11. We must accordingly examine the facts of this case and the findings of the Court below. In the written statement the defendant did not expressly deny the plaintiff's title. On the other hand, it was admitted that they were joint zamindars. The main point taken in para. 18 was that the sir and waste lands had been in exclusive possession of the defendant, and the plaintiff had no right to get actual possession thereof. The position was made clear further by a statement of the counsel for the defendant, dated 2nd December 1921, when he stated that he had no objection to the granting of a declaratory decree to the plaintiff establishing his title to the extent of one-half, but that he would contest the plaintiff's right to obtain joint possession before the partition of the joint mahal takes place. The Court of first instance found that the sir lands in dispute had been in the defendant's possession for some 24 or 25 years and that this possession must have been with the plaintiff's consent as the plaintiff had been receiving profits from the defendant during these years. It accordingly held that it could not disturb the possession of the defendant extending over 25 years and with the plaintiff's consent. The learned District Judge also remarked that there was positive evidence of the defendant's separate possession for 24 years in the statement of the Rajah, and then held that it was clear to him that the defendant, whose separate possession had been legal from the outset and had not been by virtue of any illegal act or ouster, was entitled to retain his separate possession.

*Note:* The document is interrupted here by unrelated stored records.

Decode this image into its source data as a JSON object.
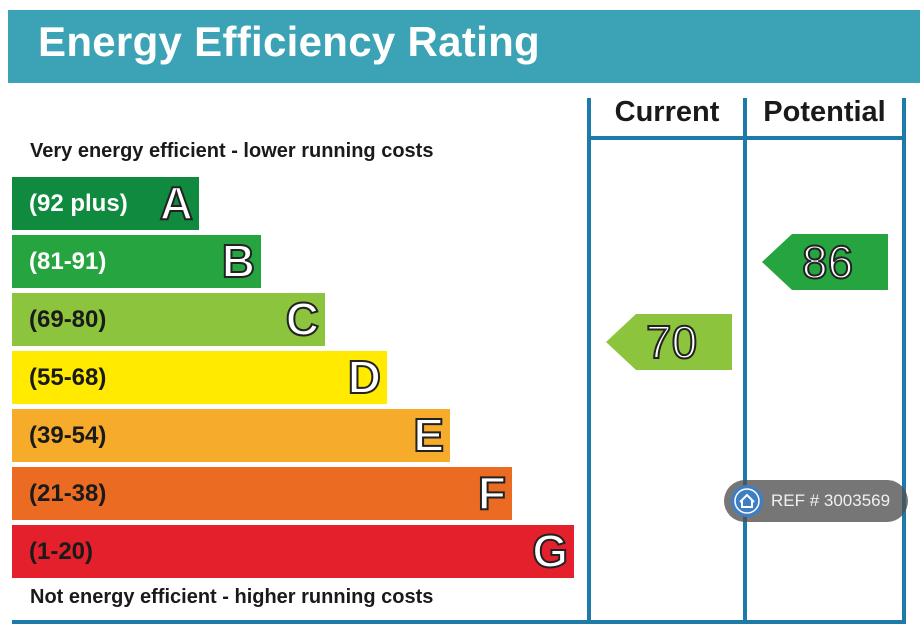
{
  "title": "Energy Efficiency Rating",
  "top_caption": "Very energy efficient - lower running costs",
  "bottom_caption": "Not energy efficient - higher running costs",
  "columns": {
    "current": "Current",
    "potential": "Potential"
  },
  "colors": {
    "header": "#3ba3b5",
    "grid": "#1e7aa8"
  },
  "chart_data": {
    "type": "table",
    "bands": [
      {
        "letter": "A",
        "range": "(92 plus)",
        "color": "#0f8a3f",
        "text_color": "#ffffff"
      },
      {
        "letter": "B",
        "range": "(81-91)",
        "color": "#26a43f",
        "text_color": "#ffffff"
      },
      {
        "letter": "C",
        "range": "(69-80)",
        "color": "#8cc43e",
        "text_color": "#1a1a1a"
      },
      {
        "letter": "D",
        "range": "(55-68)",
        "color": "#ffea00",
        "text_color": "#1a1a1a"
      },
      {
        "letter": "E",
        "range": "(39-54)",
        "color": "#f6ab2a",
        "text_color": "#1a1a1a"
      },
      {
        "letter": "F",
        "range": "(21-38)",
        "color": "#ec6b23",
        "text_color": "#1a1a1a"
      },
      {
        "letter": "G",
        "range": "(1-20)",
        "color": "#e3202b",
        "text_color": "#1a1a1a"
      }
    ],
    "current": {
      "value": "70",
      "band": "C",
      "color": "#8cc43e"
    },
    "potential": {
      "value": "86",
      "band": "B",
      "color": "#26a43f"
    }
  },
  "watermark": {
    "text": "REF # 3003569",
    "icon": "home-icon"
  }
}
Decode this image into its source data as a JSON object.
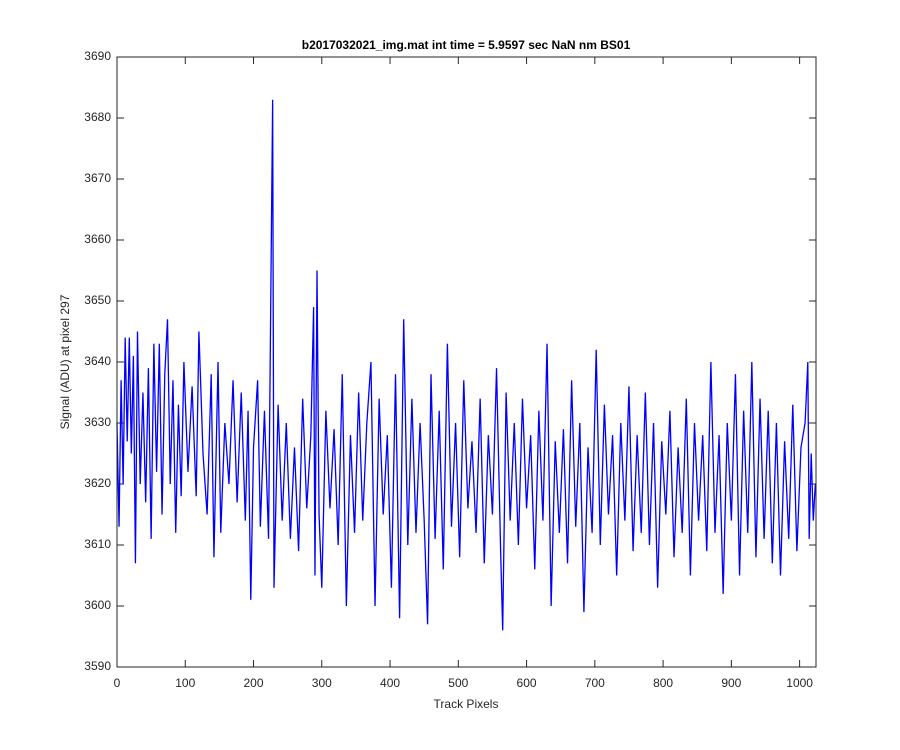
{
  "chart_data": {
    "type": "line",
    "title": "b2017032021_img.mat int time = 5.9597 sec  NaN nm BS01",
    "xlabel": "Track Pixels",
    "ylabel": "Signal (ADU) at pixel 297",
    "xlim": [
      0,
      1024
    ],
    "ylim": [
      3590,
      3690
    ],
    "xticks": [
      0,
      100,
      200,
      300,
      400,
      500,
      600,
      700,
      800,
      900,
      1000
    ],
    "yticks": [
      3590,
      3600,
      3610,
      3620,
      3630,
      3640,
      3650,
      3660,
      3670,
      3680,
      3690
    ],
    "grid": false,
    "x": [
      0,
      3,
      6,
      9,
      12,
      15,
      18,
      21,
      24,
      27,
      30,
      34,
      38,
      42,
      46,
      50,
      54,
      58,
      62,
      66,
      70,
      74,
      78,
      82,
      86,
      90,
      94,
      98,
      104,
      110,
      116,
      120,
      126,
      132,
      138,
      142,
      148,
      152,
      158,
      164,
      170,
      176,
      182,
      188,
      192,
      196,
      200,
      206,
      210,
      216,
      222,
      228,
      230,
      236,
      242,
      248,
      254,
      260,
      266,
      272,
      278,
      284,
      288,
      290,
      293,
      296,
      300,
      306,
      312,
      318,
      324,
      330,
      336,
      342,
      348,
      354,
      360,
      366,
      372,
      378,
      384,
      390,
      396,
      402,
      408,
      414,
      420,
      426,
      432,
      438,
      444,
      450,
      455,
      460,
      466,
      472,
      478,
      484,
      490,
      496,
      502,
      508,
      514,
      520,
      526,
      532,
      538,
      544,
      550,
      556,
      562,
      565,
      570,
      576,
      582,
      588,
      594,
      600,
      606,
      612,
      618,
      624,
      630,
      636,
      642,
      648,
      654,
      660,
      666,
      672,
      678,
      684,
      690,
      696,
      702,
      708,
      714,
      720,
      726,
      732,
      738,
      744,
      750,
      756,
      762,
      768,
      774,
      780,
      786,
      792,
      798,
      804,
      810,
      816,
      822,
      828,
      834,
      840,
      846,
      852,
      858,
      864,
      870,
      876,
      882,
      888,
      894,
      900,
      906,
      912,
      918,
      924,
      930,
      936,
      942,
      948,
      954,
      960,
      966,
      972,
      978,
      984,
      990,
      996,
      1002,
      1008,
      1012,
      1014,
      1017,
      1020,
      1023
    ],
    "series": [
      {
        "color": "#0000ff",
        "values": [
          3630,
          3613,
          3637,
          3620,
          3644,
          3627,
          3644,
          3625,
          3641,
          3607,
          3645,
          3620,
          3635,
          3617,
          3639,
          3611,
          3643,
          3622,
          3643,
          3615,
          3638,
          3647,
          3620,
          3637,
          3612,
          3633,
          3618,
          3640,
          3622,
          3636,
          3618,
          3645,
          3625,
          3615,
          3638,
          3608,
          3640,
          3612,
          3630,
          3620,
          3637,
          3617,
          3635,
          3614,
          3632,
          3601,
          3626,
          3637,
          3613,
          3632,
          3611,
          3683,
          3603,
          3633,
          3614,
          3630,
          3611,
          3626,
          3609,
          3634,
          3616,
          3628,
          3649,
          3605,
          3655,
          3615,
          3603,
          3632,
          3616,
          3629,
          3610,
          3638,
          3600,
          3628,
          3612,
          3635,
          3614,
          3630,
          3640,
          3600,
          3634,
          3615,
          3628,
          3603,
          3638,
          3598,
          3647,
          3610,
          3634,
          3612,
          3630,
          3614,
          3597,
          3638,
          3611,
          3632,
          3606,
          3643,
          3613,
          3630,
          3608,
          3637,
          3616,
          3627,
          3612,
          3634,
          3607,
          3628,
          3615,
          3639,
          3609,
          3596,
          3635,
          3614,
          3630,
          3610,
          3634,
          3616,
          3628,
          3606,
          3632,
          3614,
          3643,
          3600,
          3627,
          3612,
          3629,
          3607,
          3637,
          3613,
          3630,
          3599,
          3626,
          3612,
          3642,
          3610,
          3633,
          3615,
          3628,
          3605,
          3630,
          3614,
          3636,
          3609,
          3628,
          3612,
          3635,
          3610,
          3630,
          3603,
          3627,
          3615,
          3632,
          3608,
          3626,
          3612,
          3634,
          3605,
          3630,
          3614,
          3628,
          3609,
          3640,
          3612,
          3628,
          3602,
          3630,
          3614,
          3638,
          3605,
          3632,
          3612,
          3640,
          3608,
          3634,
          3611,
          3632,
          3607,
          3630,
          3605,
          3627,
          3611,
          3633,
          3609,
          3626,
          3630,
          3640,
          3611,
          3625,
          3614,
          3620
        ]
      }
    ]
  }
}
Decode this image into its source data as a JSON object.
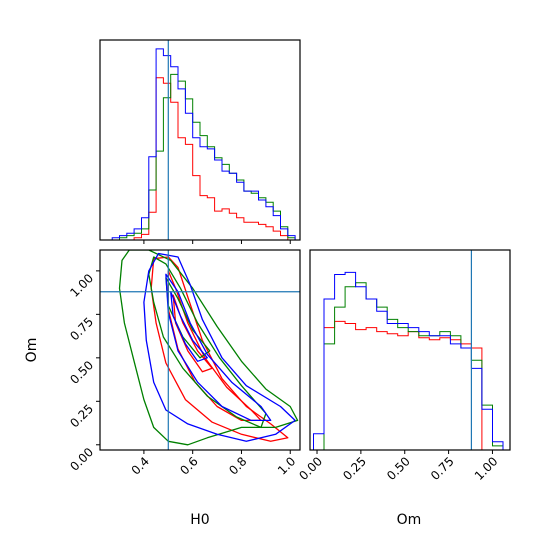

12. We, therefore, think that as in this case the defendant's possession had been exclusive and peaceful for a long number of years this is not a fit case in which his possession can be disturbed by passing a decree for joint possession in favour of the plaintiffs. We accordingly dismiss the appeal. We are of opinion that the decree for costs passed by the District Judge should be maintained, that the plaintiff should further pay the costs of the defendant before the learned Judge of this Court and bear his own costs, but that the parties should bear their own costs of the appeal under the Letters Patent.